Hi, and welcome!
I feel good seeing one with long history of antenna construction! I am myself relatively new here, and I have never been a ham. However, I have had interest in antennas for most of my life, and 2.4GHz has some interesting challences: Wavelength is a bit short/ frequency high to make it trivial to make direct downscalng of many constructs good for RF-VHF. Maybe the antennas like yagi are pretty neat and easy to make, but the matching of feed is more tricky due to tiny dimensions and thus greater accuracy needed.

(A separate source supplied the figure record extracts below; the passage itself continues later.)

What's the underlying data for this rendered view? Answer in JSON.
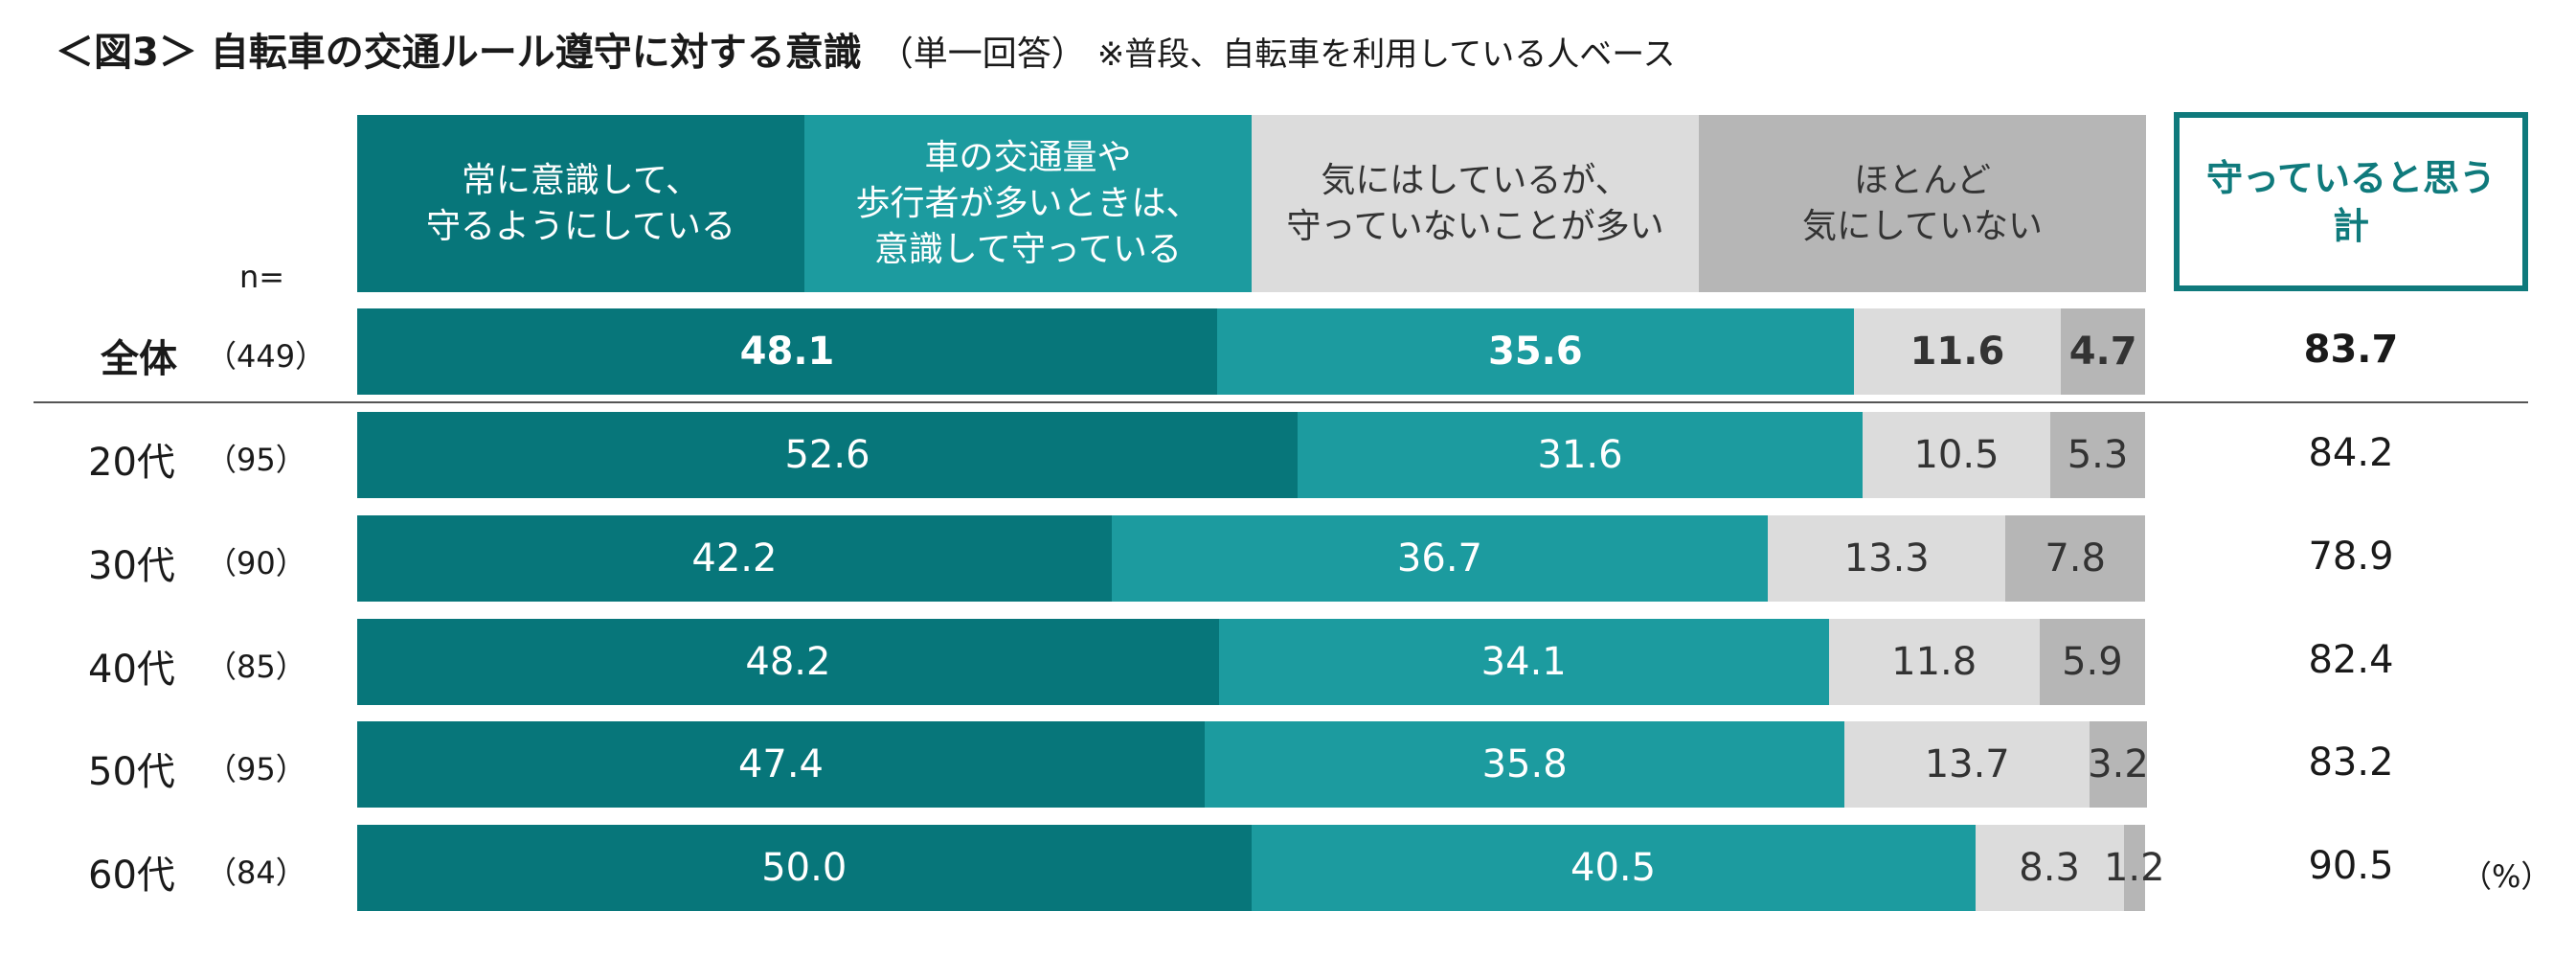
{
  "title": {
    "main": "＜図3＞ 自転車の交通ルール遵守に対する意識",
    "sub": "（単一回答）",
    "note": "※普段、自転車を利用している人ベース"
  },
  "n_label": "n=",
  "total_header": "守っていると思う\n計",
  "unit": "（%）",
  "colors": {
    "seg1": "#07767a",
    "seg2": "#1c9b9f",
    "seg3": "#dcdcdc",
    "seg4": "#b6b6b6",
    "accent": "#0f7a7c"
  },
  "chart_data": {
    "type": "bar",
    "orientation": "horizontal",
    "stacked": true,
    "xlim": [
      0,
      100
    ],
    "legend": [
      "常に意識して、\n守るようにしている",
      "車の交通量や\n歩行者が多いときは、\n意識して守っている",
      "気にはしているが、\n守っていないことが多い",
      "ほとんど\n気にしていない"
    ],
    "categories": [
      "全体",
      "20代",
      "30代",
      "40代",
      "50代",
      "60代"
    ],
    "n": [
      "（449）",
      "（95）",
      "（90）",
      "（85）",
      "（95）",
      "（84）"
    ],
    "series": [
      {
        "name": "常に意識して、守るようにしている",
        "values": [
          "48.1",
          "52.6",
          "42.2",
          "48.2",
          "47.4",
          "50.0"
        ]
      },
      {
        "name": "車の交通量や歩行者が多いときは、意識して守っている",
        "values": [
          "35.6",
          "31.6",
          "36.7",
          "34.1",
          "35.8",
          "40.5"
        ]
      },
      {
        "name": "気にはしているが、守っていないことが多い",
        "values": [
          "11.6",
          "10.5",
          "13.3",
          "11.8",
          "13.7",
          "8.3"
        ]
      },
      {
        "name": "ほとんど気にしていない",
        "values": [
          "4.7",
          "5.3",
          "7.8",
          "5.9",
          "3.2",
          "1.2"
        ]
      }
    ],
    "totals": [
      "83.7",
      "84.2",
      "78.9",
      "82.4",
      "83.2",
      "90.5"
    ]
  }
}
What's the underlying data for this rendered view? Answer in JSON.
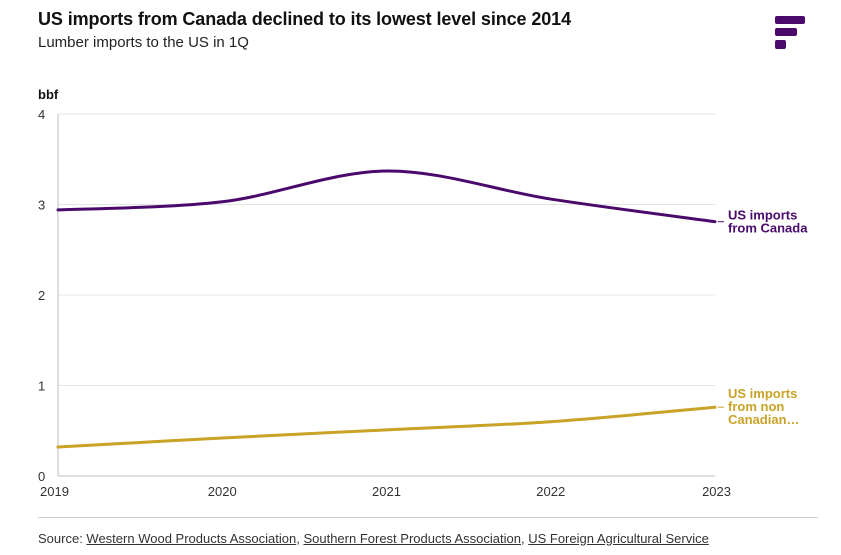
{
  "header": {
    "title": "US imports from Canada declined to its lowest level since 2014",
    "subtitle": "Lumber imports to the US in 1Q",
    "logo_icon": "brand-f-logo-icon"
  },
  "colors": {
    "canada": "#4a0a6b",
    "non_canadian": "#c9a227",
    "grid": "#e4e4e4",
    "axis": "#bdbdbd"
  },
  "chart_data": {
    "type": "line",
    "ylabel": "bbf",
    "xlabel": "",
    "x": [
      2019,
      2020,
      2021,
      2022,
      2023
    ],
    "xtick_labels": [
      "2019",
      "2020",
      "2021",
      "2022",
      "2023"
    ],
    "ylim": [
      0,
      4
    ],
    "yticks": [
      0,
      1,
      2,
      3,
      4
    ],
    "ytick_labels": [
      "0",
      "1",
      "2",
      "3",
      "4"
    ],
    "grid": "horizontal",
    "series": [
      {
        "name_lines": [
          "US imports",
          "from Canada"
        ],
        "values": [
          2.94,
          3.03,
          3.37,
          3.06,
          2.81
        ],
        "color": "#4a0a6b"
      },
      {
        "name_lines": [
          "US imports",
          "from non",
          "Canadian…"
        ],
        "values": [
          0.32,
          0.42,
          0.51,
          0.6,
          0.76
        ],
        "color": "#c9a227"
      }
    ]
  },
  "footer": {
    "source_prefix": "Source: ",
    "sources": [
      "Western Wood Products Association",
      "Southern Forest Products Association",
      "US Foreign Agricultural Service"
    ],
    "separator": ", "
  }
}
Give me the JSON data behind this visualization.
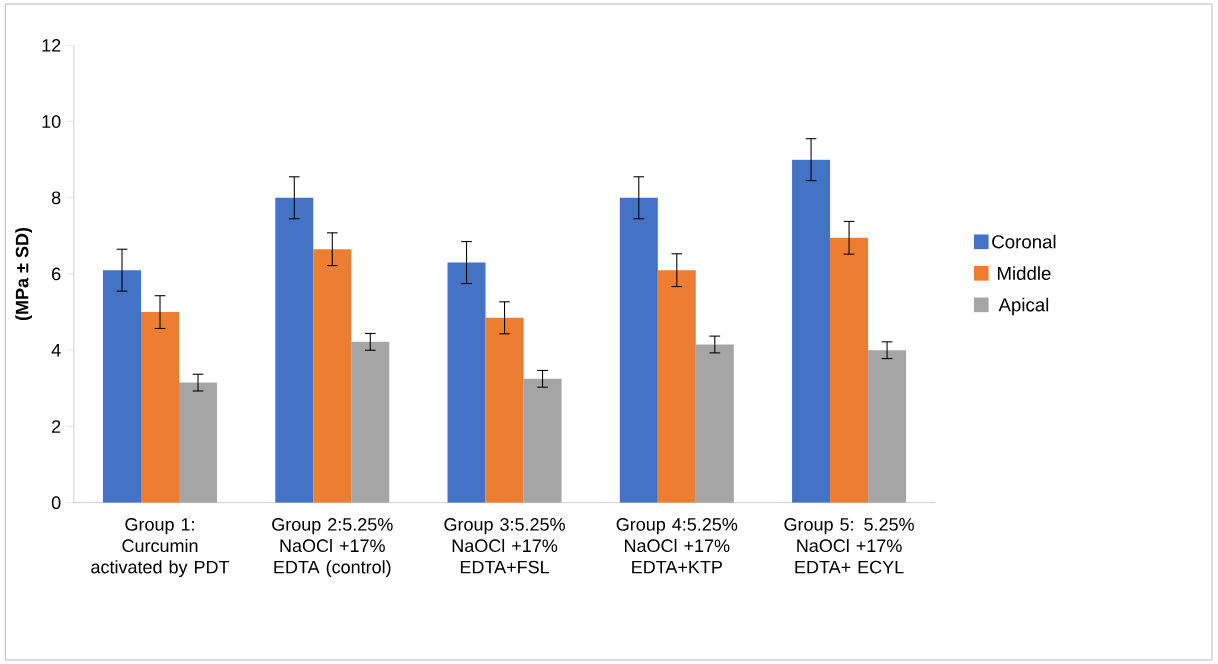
{
  "chart_data": {
    "type": "bar",
    "ylabel": "(MPa ± SD)",
    "categories": [
      "Group 1: Curcumin activated by PDT",
      "Group 2:5.25% NaOCl +17% EDTA (control)",
      "Group 3:5.25% NaOCl +17% EDTA+FSL",
      "Group 4:5.25% NaOCl +17% EDTA+KTP",
      "Group 5: 5.25% NaOCl +17% EDTA+ ECYL"
    ],
    "series": [
      {
        "name": "Coronal",
        "color": "#4472c4",
        "values": [
          6.1,
          8.0,
          6.3,
          8.0,
          9.0
        ],
        "errors": [
          0.55,
          0.55,
          0.55,
          0.55,
          0.55
        ]
      },
      {
        "name": "Middle",
        "color": "#ed7d31",
        "values": [
          5.0,
          6.65,
          4.85,
          6.1,
          6.95
        ],
        "errors": [
          0.43,
          0.43,
          0.42,
          0.43,
          0.43
        ]
      },
      {
        "name": "Apical",
        "color": "#a5a5a5",
        "values": [
          3.15,
          4.22,
          3.25,
          4.15,
          4.0
        ],
        "errors": [
          0.22,
          0.22,
          0.22,
          0.22,
          0.22
        ]
      }
    ],
    "ylim": [
      0,
      12
    ],
    "yticks": [
      0,
      2,
      4,
      6,
      8,
      10,
      12
    ],
    "grid": false,
    "legend": "right"
  }
}
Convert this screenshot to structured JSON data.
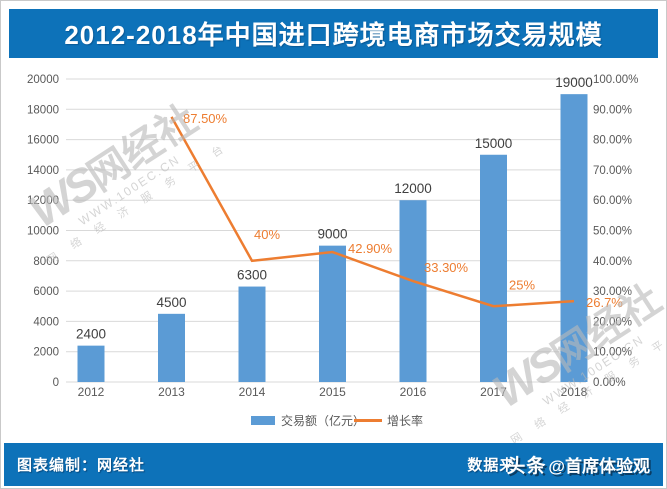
{
  "title": "2012-2018年中国进口跨境电商市场交易规模",
  "theme": {
    "banner_color": "#0d72b9",
    "background": "#ffffff"
  },
  "chart_data": {
    "type": "bar",
    "title": "2012-2018年中国进口跨境电商市场交易规模",
    "categories": [
      "2012",
      "2013",
      "2014",
      "2015",
      "2016",
      "2017",
      "2018"
    ],
    "series": [
      {
        "name": "交易额（亿元）",
        "type": "bar",
        "color": "#5b9bd5",
        "values": [
          2400,
          4500,
          6300,
          9000,
          12000,
          15000,
          19000
        ],
        "labels": [
          "2400",
          "4500",
          "6300",
          "9000",
          "12000",
          "15000",
          "19000"
        ]
      },
      {
        "name": "增长率",
        "type": "line",
        "color": "#ed7d31",
        "values": [
          null,
          87.5,
          40,
          42.9,
          33.3,
          25,
          26.7
        ],
        "labels": [
          null,
          "87.50%",
          "40%",
          "42.90%",
          "33.30%",
          "25%",
          "26.7%"
        ]
      }
    ],
    "left_axis": {
      "min": 0,
      "max": 20000,
      "step": 2000,
      "ticks": [
        "0",
        "2000",
        "4000",
        "6000",
        "8000",
        "10000",
        "12000",
        "14000",
        "16000",
        "18000",
        "20000"
      ]
    },
    "right_axis": {
      "min": 0,
      "max": 100,
      "step": 10,
      "ticks": [
        "0.00%",
        "10.00%",
        "20.00%",
        "30.00%",
        "40.00%",
        "50.00%",
        "60.00%",
        "70.00%",
        "80.00%",
        "90.00%",
        "100.00%"
      ]
    },
    "grid": true,
    "legend_position": "bottom",
    "colors": {
      "grid": "#d9d9d9",
      "axis_text": "#595959",
      "bar_label": "#404040"
    }
  },
  "watermark": {
    "ws": "WS",
    "brand": "网经社",
    "url": "WWW.100EC.CN",
    "tagline": "网 络 经 济 服 务 平 台"
  },
  "footer": {
    "left": "图表编制：网经社",
    "source_prefix": "数据来",
    "overlay_app": "头条",
    "overlay_handle": "@首席体验观"
  }
}
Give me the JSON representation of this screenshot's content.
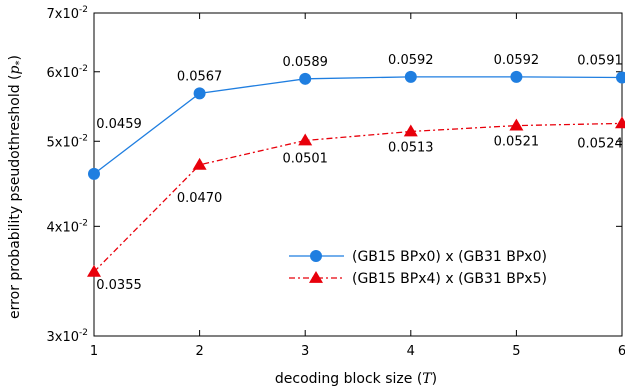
{
  "chart_data": {
    "type": "line",
    "xlabel": "decoding block size (",
    "xlabel_var": "T",
    "xlabel_close": ")",
    "ylabel": "error probability pseudothreshold (",
    "ylabel_var": "p",
    "ylabel_sub": "*",
    "ylabel_close": ")",
    "y_scale": "log",
    "xlim": [
      1,
      6
    ],
    "ylim": [
      0.03,
      0.07
    ],
    "x": [
      1,
      2,
      3,
      4,
      5,
      6
    ],
    "x_ticks": [
      "1",
      "2",
      "3",
      "4",
      "5",
      "6"
    ],
    "y_ticks": [
      {
        "value": 0.03,
        "mantissa": "3x10",
        "exponent": "-2"
      },
      {
        "value": 0.04,
        "mantissa": "4x10",
        "exponent": "-2"
      },
      {
        "value": 0.05,
        "mantissa": "5x10",
        "exponent": "-2"
      },
      {
        "value": 0.06,
        "mantissa": "6x10",
        "exponent": "-2"
      },
      {
        "value": 0.07,
        "mantissa": "7x10",
        "exponent": "-2"
      }
    ],
    "grid": false,
    "legend_position": "lower-right",
    "series": [
      {
        "name": "(GB15 BPx0) x (GB31 BPx0)",
        "color": "#1f7ee0",
        "marker": "circle",
        "line_style": "solid",
        "values": [
          0.0459,
          0.0567,
          0.0589,
          0.0592,
          0.0592,
          0.0591
        ],
        "labels": [
          "0.0459",
          "0.0567",
          "0.0589",
          "0.0592",
          "0.0592",
          "0.0591"
        ]
      },
      {
        "name": "(GB15 BPx4) x (GB31 BPx5)",
        "color": "#e8000b",
        "marker": "triangle",
        "line_style": "dashdot",
        "values": [
          0.0355,
          0.047,
          0.0501,
          0.0513,
          0.0521,
          0.0524
        ],
        "labels": [
          "0.0355",
          "0.0470",
          "0.0501",
          "0.0513",
          "0.0521",
          "0.0524"
        ]
      }
    ]
  }
}
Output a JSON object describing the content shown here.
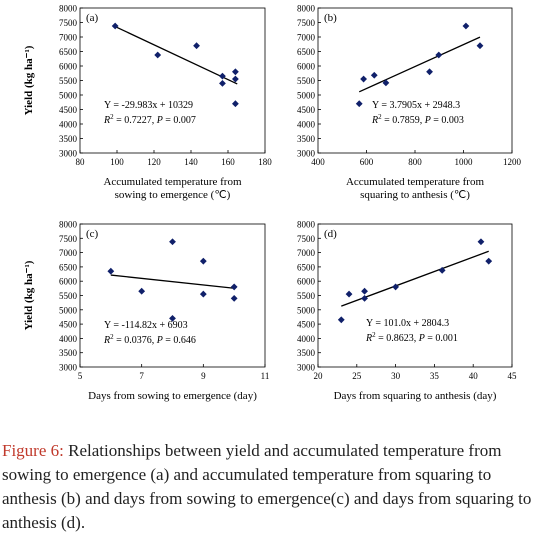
{
  "chart_data": [
    {
      "type": "scatter",
      "panel": "(a)",
      "ylabel": "Yield (kg ha⁻¹)",
      "xlabel_lines": [
        "Accumulated temperature from",
        "sowing to emergence (℃)"
      ],
      "xlim": [
        80,
        180
      ],
      "xticks": [
        "80",
        "100",
        "120",
        "140",
        "160",
        "180"
      ],
      "ylim": [
        3000,
        8000
      ],
      "yticks": [
        "3000",
        "3500",
        "4000",
        "4500",
        "5000",
        "5500",
        "6000",
        "6500",
        "7000",
        "7500",
        "8000"
      ],
      "points": [
        {
          "x": 99,
          "y": 7380
        },
        {
          "x": 122,
          "y": 6380
        },
        {
          "x": 143,
          "y": 6700
        },
        {
          "x": 157,
          "y": 5650
        },
        {
          "x": 157,
          "y": 5400
        },
        {
          "x": 164,
          "y": 5800
        },
        {
          "x": 164,
          "y": 5550
        },
        {
          "x": 164,
          "y": 4700
        }
      ],
      "equation": "Y = -29.983x + 10329",
      "r2_text": "= 0.7227, ",
      "p_text": "= 0.007",
      "fit": {
        "slope": -29.983,
        "intercept": 10329,
        "x_range": [
          99,
          165
        ]
      }
    },
    {
      "type": "scatter",
      "panel": "(b)",
      "ylabel": "",
      "xlabel_lines": [
        "Accumulated temperature from",
        "squaring to anthesis (℃)"
      ],
      "xlim": [
        400,
        1200
      ],
      "xticks": [
        "400",
        "600",
        "800",
        "1000",
        "1200"
      ],
      "ylim": [
        3000,
        8000
      ],
      "yticks": [
        "3000",
        "3500",
        "4000",
        "4500",
        "5000",
        "5500",
        "6000",
        "6500",
        "7000",
        "7500",
        "8000"
      ],
      "points": [
        {
          "x": 570,
          "y": 4700
        },
        {
          "x": 588,
          "y": 5550
        },
        {
          "x": 632,
          "y": 5680
        },
        {
          "x": 680,
          "y": 5420
        },
        {
          "x": 860,
          "y": 5800
        },
        {
          "x": 898,
          "y": 6380
        },
        {
          "x": 1010,
          "y": 7380
        },
        {
          "x": 1068,
          "y": 6700
        }
      ],
      "equation": "Y = 3.7905x + 2948.3",
      "r2_text": "= 0.7859, ",
      "p_text": "= 0.003",
      "fit": {
        "slope": 3.7905,
        "intercept": 2948.3,
        "x_range": [
          570,
          1068
        ]
      }
    },
    {
      "type": "scatter",
      "panel": "(c)",
      "ylabel": "Yield (kg ha⁻¹)",
      "xlabel_lines": [
        "Days from sowing to emergence (day)"
      ],
      "xlim": [
        5,
        11
      ],
      "xticks": [
        "5",
        "7",
        "9",
        "11"
      ],
      "ylim": [
        3000,
        8000
      ],
      "yticks": [
        "3000",
        "3500",
        "4000",
        "4500",
        "5000",
        "5500",
        "6000",
        "6500",
        "7000",
        "7500",
        "8000"
      ],
      "points": [
        {
          "x": 6,
          "y": 6350
        },
        {
          "x": 7,
          "y": 5650
        },
        {
          "x": 8,
          "y": 7380
        },
        {
          "x": 8,
          "y": 4700
        },
        {
          "x": 9,
          "y": 6700
        },
        {
          "x": 9,
          "y": 5550
        },
        {
          "x": 10,
          "y": 5800
        },
        {
          "x": 10,
          "y": 5400
        }
      ],
      "equation": "Y = -114.82x + 6903",
      "r2_text": "= 0.0376, ",
      "p_text": "= 0.646",
      "fit": {
        "slope": -114.82,
        "intercept": 6903,
        "x_range": [
          6,
          10
        ]
      }
    },
    {
      "type": "scatter",
      "panel": "(d)",
      "ylabel": "",
      "xlabel_lines": [
        "Days from squaring to anthesis (day)"
      ],
      "xlim": [
        20,
        45
      ],
      "xticks": [
        "20",
        "25",
        "30",
        "35",
        "40",
        "45"
      ],
      "ylim": [
        3000,
        8000
      ],
      "yticks": [
        "3000",
        "3500",
        "4000",
        "4500",
        "5000",
        "5500",
        "6000",
        "6500",
        "7000",
        "7500",
        "8000"
      ],
      "points": [
        {
          "x": 23,
          "y": 4650
        },
        {
          "x": 24,
          "y": 5550
        },
        {
          "x": 26,
          "y": 5650
        },
        {
          "x": 26,
          "y": 5400
        },
        {
          "x": 30,
          "y": 5800
        },
        {
          "x": 36,
          "y": 6380
        },
        {
          "x": 41,
          "y": 7380
        },
        {
          "x": 42,
          "y": 6700
        }
      ],
      "equation": "Y = 101.0x + 2804.3",
      "r2_text": "= 0.8623, ",
      "p_text": "= 0.001",
      "fit": {
        "slope": 101.0,
        "intercept": 2804.3,
        "x_range": [
          23,
          42
        ]
      }
    }
  ],
  "caption": {
    "label": "Figure 6:",
    "text": " Relationships between yield and accumulated temperature from sowing to emergence (a) and accumulated temperature from squaring to anthesis (b) and days from sowing to emergence(c) and days from squaring to anthesis (d)."
  }
}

And all the secondary phenomens have bigger impact.
Because you have been on 10GHz you know the "other end" where "real microwaves" exist. I have myself seen and also somewhat tried simple microwave antennas for WiFi -- for example built a waveguide "cantenna" and plan soon to test bi-quad (which is, of course, actually also a typical VHF/UHF construction). But for travelling use, I have been thinking of tiny yagi, which may have easily quite impressive gain, and which would pack flat in a suitcase. Much neater and with better form-factor than a waveguide antenna, or a bi-quad or a dipole array. It would be also be possible to explain to (and be innocent enough for) airport security (no place to hide explosives there). But matching to 50 ohm coax needs a balun, and without instruments it would be hard to verify and tune. So I have not strated the project yet. What is your opinion about the matching issue?
Last edited by ted : 08-31-2002 at 10:22 AM.